The first thing that comes to my mind is the voros "Why would a person with normal hearing wear a hearing aid?" If for the sake of pampering - then this is one thing, and if he doubts his hearing, then you need to check the hearing with a specialist. I think this question is from the category "What happens if you hit yourself on the head with a hammer?" - the answer "It depends with what force to hit." So it is with the apparatus. There are super-powerful hearing aids, which can cause barotrauma when wearing loud and harsh sound.
I will say this: as an audiologist, I often put on a hearing aid, which I tune, first on myself (with hearing, complete order). I listen to it in the version for minimal hearing loss. What for? To hear the difference in how hearing aids sound. Different models of different brands have nuances in shades. When demonstrating new models, we also listen to how they sound and let our colleagues listen (also with normal hearing). The sensations are interesting, but nothing critical.

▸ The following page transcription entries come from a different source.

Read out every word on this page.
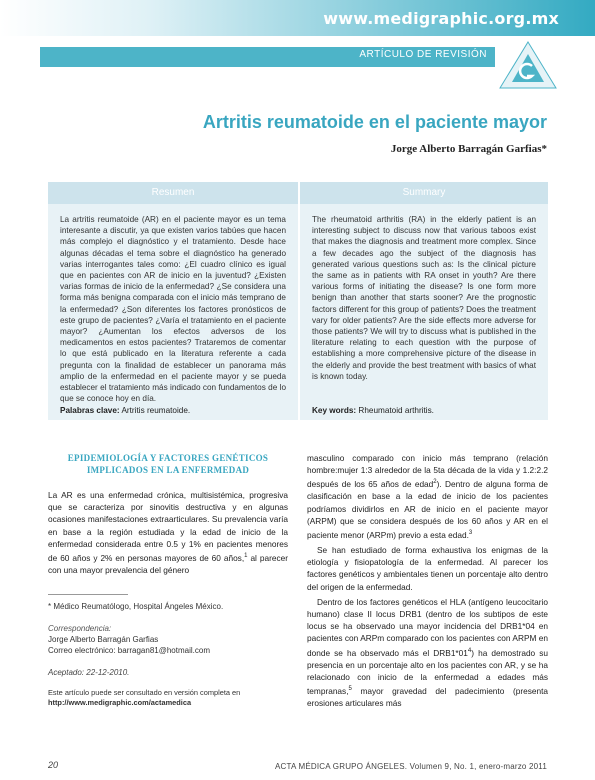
www.medigraphic.org.mx
ARTÍCULO DE REVISIÓN
Artritis reumatoide en el paciente mayor
Jorge Alberto Barragán Garfias*
Resumen
La artritis reumatoide (AR) en el paciente mayor es un tema interesante a discutir, ya que existen varios tabúes que hacen más complejo el diagnóstico y el tratamiento. Desde hace algunas décadas el tema sobre el diagnóstico ha generado varias interrogantes tales como: ¿El cuadro clínico es igual que en pacientes con AR de inicio en la juventud? ¿Existen varias formas de inicio de la enfermedad? ¿Se considera una forma más benigna comparada con el inicio más temprano de la enfermedad? ¿Son diferentes los factores pronósticos de este grupo de pacientes? ¿Varía el tratamiento en el paciente mayor? ¿Aumentan los efectos adversos de los medicamentos en estos pacientes? Trataremos de comentar lo que está publicado en la literatura referente a cada pregunta con la finalidad de establecer un panorama más amplio de la enfermedad en el paciente mayor y se pueda establecer el tratamiento más indicado con fundamentos de lo que se conoce hoy en día.
Palabras clave: Artritis reumatoide.
Summary
The rheumatoid arthritis (RA) in the elderly patient is an interesting subject to discuss now that various taboos exist that makes the diagnosis and treatment more complex. Since a few decades ago the subject of the diagnosis has generated various questions such as: Is the clinical picture the same as in patients with RA onset in youth? Are there various forms of initiating the disease? Is one form more benign than another that starts sooner? Are the prognostic factors different for this group of patients? Does the treatment vary for older patients? Are the side effects more adverse for those patients? We will try to discuss what is published in the literature relating to each question with the purpose of establishing a more comprehensive picture of the disease in the elderly and provide the best treatment with basics of what is known today.
Key words: Rheumatoid arthritis.
EPIDEMIOLOGÍA Y FACTORES GENÉTICOS
IMPLICADOS EN LA ENFERMEDAD
La AR es una enfermedad crónica, multisistémica, progresiva que se caracteriza por sinovitis destructiva y en algunas ocasiones manifestaciones extraarticulares. Su prevalencia varía en base a la región estudiada y la edad de inicio de la enfermedad considerada entre 0.5 y 1% en pacientes menores de 60 años y 2% en personas mayores de 60 años,$^1$ al parecer con una mayor prevalencia del género

masculino comparado con inicio más temprano (relación hombre:mujer 1:3 alrededor de la 5ta década de la vida y 1.2:2.2 después de los 65 años de edad$^2$). Dentro de alguna forma de clasificación en base a la edad de inicio de los pacientes podríamos dividirlos en AR de inicio en el paciente mayor (ARPM) que se considera después de los 60 años y AR en el paciente menor (ARPm) previo a esta edad.$^3$

Se han estudiado de forma exhaustiva los enigmas de la etiología y fisiopatología de la enfermedad. Al parecer los factores genéticos y ambientales tienen un porcentaje alto dentro del origen de la enfermedad.

Dentro de los factores genéticos el HLA (antígeno leucocitario humano) clase II locus DRB1 (dentro de los subtipos de este locus se ha observado una mayor incidencia del DRB1*04 en pacientes con ARPm comparado con los pacientes con ARPM en donde se ha observado más el $DRB1*01^4$) ha demostrado su presencia en un porcentaje alto en los pacientes con AR, y se ha relacionado con inicio de la enfermedad a edades más tempranas,$^5$ mayor gravedad del padecimiento (presenta erosiones articulares más

* Médico Reumatólogo, Hospital Ángeles México.
Correspondencia:
Jorge Alberto Barragán Garfias
Correo electrónico: barragan81@hotmail.com
Aceptado: 22-12-2010.
Este artículo puede ser consultado en versión completa en
http://www.medigraphic.com/actamedica
20	ACTA MÉDICA GRUPO ÁNGELES. Volumen 9, No. 1, enero-marzo 2011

Of course, if you put on, for the sake of interest, a super-powerful hearing aid that is tuned to a person with profound hearing loss, it will be very loud and unpleasant.
The hearing aid picks up ambient sounds using a microphone, processes them and reproduces them using the speaker. Modern devices are not just amplifiers, but rather complex electronic-acoustic systems with many settings. For example, they can amplify sounds of a certain frequency, suppress background noise or repetitive loud sounds, amplify speech, etc., making the sound experience easier and more comfortable. Accordingly, they need to be adjusted individually, depending on the results of the audiogram and the needs of a particular person.
If worn by a person with normal hearing, the effect will depend on the settings of the device. Since this is just an external device that modifies the stimulus itself without interfering with the processes of the body (like, for example, a cochlear implant), nothing special will happen, there will be a suboptimal and uncomfortable volume level of sounds - it's like putting on someone else's glasses, not specially selected for you - instead of making your vision clearer and more comfortable, everything will blur and it will be even more difficult to see.
By the way, even people with hearing impairments initially find the surrounding sounds and the sound of their own voices too loud, and wearing a hearing aid is unpleasant at first - it takes several weeks to get used to it (in this sense, it's not like glasses when immediately felt a sharp improvement). And no matter how modern and sophisticated the device is, it will still not be able to achieve the natural sounding of normal hearing without adaptations.
If you just put it on, nothing will happen. And if you put on a hearing aid that has just been removed from the ear of a hearing impaired person, then all the surrounding sounds will be much louder, as if you turn on the music louder. The volume level will depend on how weak the hearing is.